Why do i get: Warning: printf() Too few arguments in php

Question

I get the error

Warning: printf() [function.printf]: Too few arguments 

Looking at the code I see:

function twentyten_posted_on() {
    printf( 
        sprintf( '<a href="%1$s" title="%2$s" rel="bookmark"><span class="entry-date">%3$s</span></a>',
            get_permalink(),
            esc_attr( get_the_time() ),
            get_the_date()
        )
    );
}

What seems to be the problem?

Answer 1

The printf() and sprintf() functions are identical; the only difference in their behaviour is that one is a statement (it does something) and the other is a function expression (it evaluates to something). (See this StackOverflow answer for a description of the difference.) They both take a format as the first argument, then zero or more additional arguments as replacement strings for special characters within the format string.

Your sprintf() function is well formed.

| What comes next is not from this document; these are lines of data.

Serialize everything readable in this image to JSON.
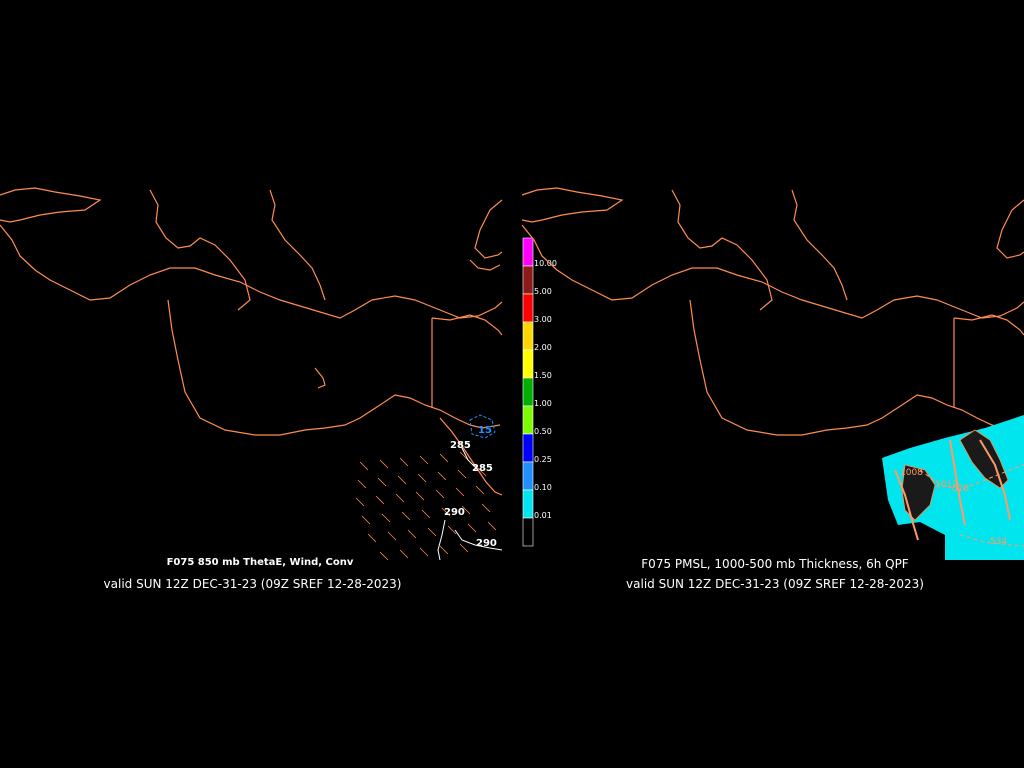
{
  "left_panel": {
    "title": "F075 850 mb ThetaE, Wind, Conv",
    "valid": "valid SUN 12Z DEC-31-23 (09Z SREF 12-28-2023)",
    "contour_labels": [
      "285",
      "285",
      "290",
      "290"
    ],
    "conv_label": "15"
  },
  "right_panel": {
    "title": "F075 PMSL, 1000-500 mb Thickness, 6h QPF",
    "valid": "valid SUN 12Z DEC-31-23 (09Z SREF 12-28-2023)",
    "contour_labels": [
      "1008",
      "1012",
      "528",
      "534"
    ]
  },
  "colorbar": {
    "bins": [
      {
        "label": "10.00",
        "color": "#ff00ff"
      },
      {
        "label": "5.00",
        "color": "#8b1a1a"
      },
      {
        "label": "3.00",
        "color": "#ff0000"
      },
      {
        "label": "2.00",
        "color": "#ffd700"
      },
      {
        "label": "1.50",
        "color": "#ffff00"
      },
      {
        "label": "1.00",
        "color": "#00b000"
      },
      {
        "label": "0.50",
        "color": "#7cfc00"
      },
      {
        "label": "0.25",
        "color": "#0000ff"
      },
      {
        "label": "0.10",
        "color": "#1e90ff"
      },
      {
        "label": "0.01",
        "color": "#00e5ee"
      },
      {
        "label": "",
        "color": "#000000"
      }
    ]
  },
  "colors": {
    "coastline": "#ff8c50",
    "qpf": "#00e5ee",
    "conv": "#1e90ff",
    "text": "#ffffff"
  }
}
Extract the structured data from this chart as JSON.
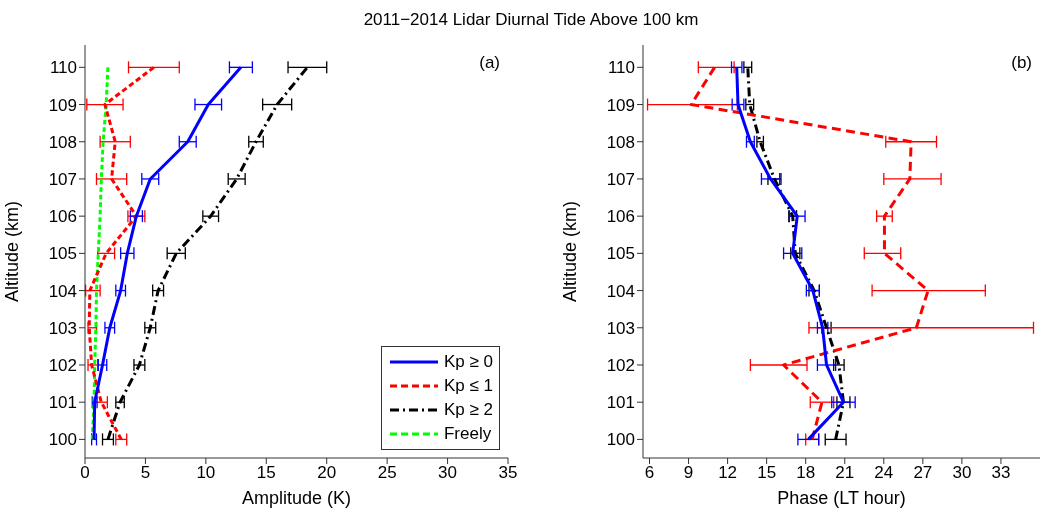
{
  "chart_data": [
    {
      "type": "line",
      "title": "2011−2014 Lidar Diurnal Tide Above 100 km",
      "xlabel": "Amplitude (K)",
      "ylabel": "Altitude (km)",
      "annotations": [
        "(a)"
      ],
      "xlim": [
        0,
        35
      ],
      "xticks": [
        0,
        5,
        10,
        15,
        20,
        25,
        30,
        35
      ],
      "ylim": [
        99.5,
        110.6
      ],
      "yticks": [
        100,
        101,
        102,
        103,
        104,
        105,
        106,
        107,
        108,
        109,
        110
      ],
      "grid": false,
      "legend": "bottom right",
      "marker": "none",
      "series": [
        {
          "name": "Kp ≥ 0",
          "color": "#0000ff",
          "line_style": "solid",
          "x": [
            0.75,
            0.8,
            1.45,
            2.05,
            2.95,
            3.5,
            4.25,
            5.4,
            8.5,
            10.2,
            12.9
          ],
          "values": [
            100,
            101,
            102,
            103,
            104,
            105,
            106,
            107,
            108,
            109,
            110
          ],
          "xerrors": [
            0.2,
            0.2,
            0.35,
            0.4,
            0.4,
            0.55,
            0.5,
            0.7,
            0.7,
            1.1,
            0.95
          ]
        },
        {
          "name": "Kp ≤ 1",
          "color": "#ff0000",
          "line_style": "dashed",
          "x": [
            3.0,
            1.35,
            0.55,
            0.35,
            0.4,
            1.75,
            4.25,
            2.2,
            2.5,
            1.65,
            5.7
          ],
          "values": [
            100,
            101,
            102,
            103,
            104,
            105,
            106,
            107,
            108,
            109,
            110
          ],
          "xerrors": [
            0.45,
            0.5,
            [
              0.25,
              1.05
            ],
            [
              0.25,
              0.95
            ],
            [
              0.05,
              1.25
            ],
            0.7,
            0.7,
            1.25,
            1.25,
            1.5,
            2.1
          ]
        },
        {
          "name": "Kp ≥ 2",
          "color": "#000000",
          "line_style": "dashdot",
          "x": [
            1.9,
            2.9,
            4.5,
            5.4,
            6.05,
            7.55,
            10.4,
            12.55,
            14.15,
            15.9,
            18.4
          ],
          "values": [
            100,
            101,
            102,
            103,
            104,
            105,
            106,
            107,
            108,
            109,
            110
          ],
          "xerrors": [
            0.45,
            0.35,
            0.45,
            0.45,
            0.45,
            0.75,
            0.65,
            0.7,
            0.6,
            1.2,
            1.6
          ]
        },
        {
          "name": "Freely",
          "color": "#00ff00",
          "line_style": "dashed",
          "x": [
            0.6,
            0.75,
            0.8,
            0.9,
            0.95,
            1.1,
            1.25,
            1.35,
            1.5,
            1.75,
            1.9
          ],
          "values": [
            100,
            101,
            102,
            103,
            104,
            105,
            106,
            107,
            108,
            109,
            110
          ]
        }
      ]
    },
    {
      "type": "line",
      "xlabel": "Phase (LT hour)",
      "ylabel": "Altitude (km)",
      "annotations": [
        "(b)"
      ],
      "xlim": [
        5.5,
        36
      ],
      "xticks": [
        6,
        9,
        12,
        15,
        18,
        21,
        24,
        27,
        30,
        33
      ],
      "ylim": [
        99.5,
        110.6
      ],
      "yticks": [
        100,
        101,
        102,
        103,
        104,
        105,
        106,
        107,
        108,
        109,
        110
      ],
      "grid": false,
      "marker": "none",
      "series": [
        {
          "color": "#0000ff",
          "line_style": "solid",
          "x": [
            18.2,
            20.9,
            19.6,
            19.3,
            18.55,
            17.0,
            17.35,
            15.3,
            13.75,
            12.8,
            12.7
          ],
          "values": [
            100,
            101,
            102,
            103,
            104,
            105,
            106,
            107,
            108,
            109,
            110
          ],
          "xerrors": [
            0.8,
            0.9,
            0.7,
            0.4,
            0.5,
            0.7,
            0.6,
            0.7,
            0.3,
            0.45,
            0.4
          ]
        },
        {
          "color": "#ff0000",
          "line_style": "dashed",
          "x": [
            18.5,
            19.25,
            16.3,
            26.5,
            27.4,
            24.05,
            24.05,
            26.0,
            26.1,
            9.2,
            11.0
          ],
          "values": [
            100,
            101,
            102,
            103,
            104,
            105,
            106,
            107,
            108,
            109,
            110
          ],
          "xerrors": [
            0.5,
            0.9,
            [
              13.75,
              18.1
            ],
            [
              18.25,
              35.5
            ],
            [
              23.1,
              31.8
            ],
            [
              22.5,
              25.3
            ],
            0.6,
            [
              24.0,
              28.4
            ],
            1.95,
            [
              5.85,
              12.75
            ],
            [
              9.75,
              12.5
            ]
          ]
        },
        {
          "color": "#000000",
          "line_style": "dashdot",
          "x": [
            20.3,
            20.9,
            20.55,
            19.6,
            18.65,
            17.2,
            17.0,
            15.6,
            14.5,
            13.7,
            13.55
          ],
          "values": [
            100,
            101,
            102,
            103,
            104,
            105,
            106,
            107,
            108,
            109,
            110
          ],
          "xerrors": [
            0.8,
            0.5,
            0.4,
            0.35,
            0.4,
            0.35,
            0.3,
            0.5,
            0.25,
            0.3,
            0.3
          ]
        }
      ]
    }
  ]
}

You've numbered your format strings, you have replacement strings as arguments to match the format strings. All is good.

But consider what the printf() function is doing. It gets a string, which happens to be the output of sprintf(). If sprintf()'s contains a % character, then printf() would need a replacement string which is not included in your code.

As others have said, you can probably leave out the sprintf() from your code. But you should also understand WHY this is happening.

For example:

$fmt = "%%d\n";
printf( $fmt );
printf( sprintf($fmt) );
printf( sprintf($fmt), "Hello world" );

The first printf works, and prints a "%d". The second printf fails because its format string implies that it should have a replacement string, but none is provided. The third one prints a zero, because when you try to evaluate "Hello world" as a decimal integer (%d), that's what you get.

Look at your variables, and you'll probably find that at least one of them has a % character in it.